Maryvonne Boisseau : ''Séduire le texte : lire, commenter, traduire''.
Par Maïca Sanconie le jeudi, décembre 13 2007, 14:13 - paroles de traductrice - Lien permanent
La rubrique "Paroles de traductrices" est consacrée à des portraits de traductrices d'hier et d'aujourd'hui.
1. Maryvonne Boisseau, par Maïca Sanconie
«Traduire, c’est d’abord une pratique empêtrée dans les chicanes des langues et des cultures », écrit Maryvonne Boisseau dans la synthèse qu’elle a présentée le 10 décembre à Poitiers, pour son habilitation à diriger des recherches intitulée Séduire le texte : lire, commenter, traduire.
A l’entendre s’exprimer de sa voix calme et posée dans la salle Mélusine où nous étions conviés, j’ai été happée par la limpidité de son raisonnement, l'élégance de son style, l'intelligence de son analyse. Le texte, tous les textes, chatoyaient de tous leurs possibles. Je notais des fragments de citation, les mêlais à mes impressions
Elle dit « engager un dialogue avec le texte pour l’amener à soi, au-delà de ses limites », « conduire le texte dans une autre langue en lui restituant sa puissance initiale par l’intermédiaire du commentaire ». A mes oreilles, les discours étaient ouverts comme des fleuves sur la mer. Je notais autour de moi le chevron pâle d’un manteau, la pierre verte d’un collier, l’écoute partagée. Corps immobiles, parfois une main qui se soulève ; lents mouvements, fulgurances des pensées. Traits d’humour. Citations. Références, limon fertile des théories. « On ne naît pas linguiste, on le devient », chuchote ma voisine. Encre reptilienne, quelques stylos sinuent sur des pages blanches, invisibles anamorphoses, nous devenons lézards aux paupières ourlées de corail, filant aux voix qui se déploient dans la vastitude de l'échange. « L’intraduisible ne peut se livrer que dans la réécriture. » J’acquiesce, j’adhère, Mélusine convoquée dans la féerie du jour d’hiver, gris tel un miroir cannelé de pluie. Le portrait qui s’y dessine est si juste et si dense qu’il en devient reflet. Je songe que celui ou celle qui traduit, c’est bien ce sujet lisant, désireux de combler les écarts qui font faille dans la matérialité des langues, dédié à son œuvre d’unification. Il ou elle est face au bloc noir dont parle Duras, cette matière de l’écriture que l’écrivain, justement « arrache » et « transporte » (La vie matérielle, Paris : P.O.L., 1987) pour être lu par les autres.

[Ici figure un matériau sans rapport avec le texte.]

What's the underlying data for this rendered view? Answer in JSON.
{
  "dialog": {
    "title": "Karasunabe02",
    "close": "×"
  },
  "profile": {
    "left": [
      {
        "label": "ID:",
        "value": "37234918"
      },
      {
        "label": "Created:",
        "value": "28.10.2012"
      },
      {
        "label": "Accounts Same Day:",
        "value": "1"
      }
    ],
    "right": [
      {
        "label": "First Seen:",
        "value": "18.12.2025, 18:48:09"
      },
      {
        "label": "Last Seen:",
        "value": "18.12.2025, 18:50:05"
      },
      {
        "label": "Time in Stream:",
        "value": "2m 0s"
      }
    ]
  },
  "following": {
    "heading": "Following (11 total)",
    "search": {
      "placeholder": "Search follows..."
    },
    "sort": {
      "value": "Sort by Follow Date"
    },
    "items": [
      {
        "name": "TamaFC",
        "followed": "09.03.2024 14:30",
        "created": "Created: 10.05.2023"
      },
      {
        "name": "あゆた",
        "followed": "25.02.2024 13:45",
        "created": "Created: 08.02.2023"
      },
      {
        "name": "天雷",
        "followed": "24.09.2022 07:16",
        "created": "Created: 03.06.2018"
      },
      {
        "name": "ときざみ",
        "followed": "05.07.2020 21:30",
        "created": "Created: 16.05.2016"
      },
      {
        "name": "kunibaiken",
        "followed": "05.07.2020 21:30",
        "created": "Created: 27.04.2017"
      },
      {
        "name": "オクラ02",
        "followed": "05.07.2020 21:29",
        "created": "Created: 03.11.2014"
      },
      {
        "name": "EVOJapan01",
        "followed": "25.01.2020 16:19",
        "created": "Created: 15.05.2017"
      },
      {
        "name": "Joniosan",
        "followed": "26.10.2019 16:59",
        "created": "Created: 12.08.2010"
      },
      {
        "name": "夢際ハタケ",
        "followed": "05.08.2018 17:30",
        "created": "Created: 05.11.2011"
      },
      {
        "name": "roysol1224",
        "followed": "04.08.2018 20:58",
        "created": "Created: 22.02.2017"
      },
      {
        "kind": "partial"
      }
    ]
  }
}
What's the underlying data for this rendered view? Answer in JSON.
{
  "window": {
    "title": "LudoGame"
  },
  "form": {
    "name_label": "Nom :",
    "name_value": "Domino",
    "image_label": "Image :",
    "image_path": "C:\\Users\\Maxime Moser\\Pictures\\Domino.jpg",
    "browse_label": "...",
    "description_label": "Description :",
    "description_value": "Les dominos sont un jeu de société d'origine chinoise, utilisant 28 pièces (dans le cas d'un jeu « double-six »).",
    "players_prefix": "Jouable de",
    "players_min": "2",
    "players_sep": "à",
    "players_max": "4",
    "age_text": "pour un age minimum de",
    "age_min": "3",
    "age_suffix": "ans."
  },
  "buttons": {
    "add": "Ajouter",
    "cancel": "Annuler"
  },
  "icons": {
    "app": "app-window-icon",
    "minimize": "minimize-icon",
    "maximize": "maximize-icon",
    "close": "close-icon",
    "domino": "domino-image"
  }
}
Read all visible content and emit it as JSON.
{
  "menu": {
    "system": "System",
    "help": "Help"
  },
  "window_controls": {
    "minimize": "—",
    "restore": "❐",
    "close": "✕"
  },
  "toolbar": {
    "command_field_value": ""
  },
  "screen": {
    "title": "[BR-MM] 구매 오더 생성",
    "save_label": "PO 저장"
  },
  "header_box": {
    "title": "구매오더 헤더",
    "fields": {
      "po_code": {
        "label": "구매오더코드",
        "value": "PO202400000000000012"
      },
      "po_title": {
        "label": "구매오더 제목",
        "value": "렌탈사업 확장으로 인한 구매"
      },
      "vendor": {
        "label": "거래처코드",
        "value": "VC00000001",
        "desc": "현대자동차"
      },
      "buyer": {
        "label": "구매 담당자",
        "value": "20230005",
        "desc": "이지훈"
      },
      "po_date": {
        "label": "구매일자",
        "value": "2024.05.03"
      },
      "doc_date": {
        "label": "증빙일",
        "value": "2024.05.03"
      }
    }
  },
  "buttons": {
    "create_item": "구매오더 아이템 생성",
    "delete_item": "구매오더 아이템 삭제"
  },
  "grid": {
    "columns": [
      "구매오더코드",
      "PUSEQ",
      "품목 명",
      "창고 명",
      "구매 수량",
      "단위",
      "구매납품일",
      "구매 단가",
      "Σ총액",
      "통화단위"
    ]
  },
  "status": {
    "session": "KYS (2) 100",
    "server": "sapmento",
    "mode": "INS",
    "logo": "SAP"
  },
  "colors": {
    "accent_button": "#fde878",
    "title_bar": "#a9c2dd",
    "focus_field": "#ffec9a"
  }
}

Traduire, c’est donc aussi écrire avec, séduire cette puissance qui se dérobe dans les « énonciations croisées et concurrentes » qu’évoque Maryvonne Boisseau. Assise à sa table de classe, dans le dépouillement de la salle, dans son austérité, face aux membres du jury, face à nous aussi, elle nous offre une approche lumineuse de la pratique du traduire, et nous communions à ce mystère : le texte, le livre, et la parole qu’il engendre dans le même temps qu’on le lit.
Traductologue et linguiste, spécialisée dans la poésie irlandaise, Maryvonne Boisseau enseigne à l’Université de la Sorbonne Nouvelle à Paris 3.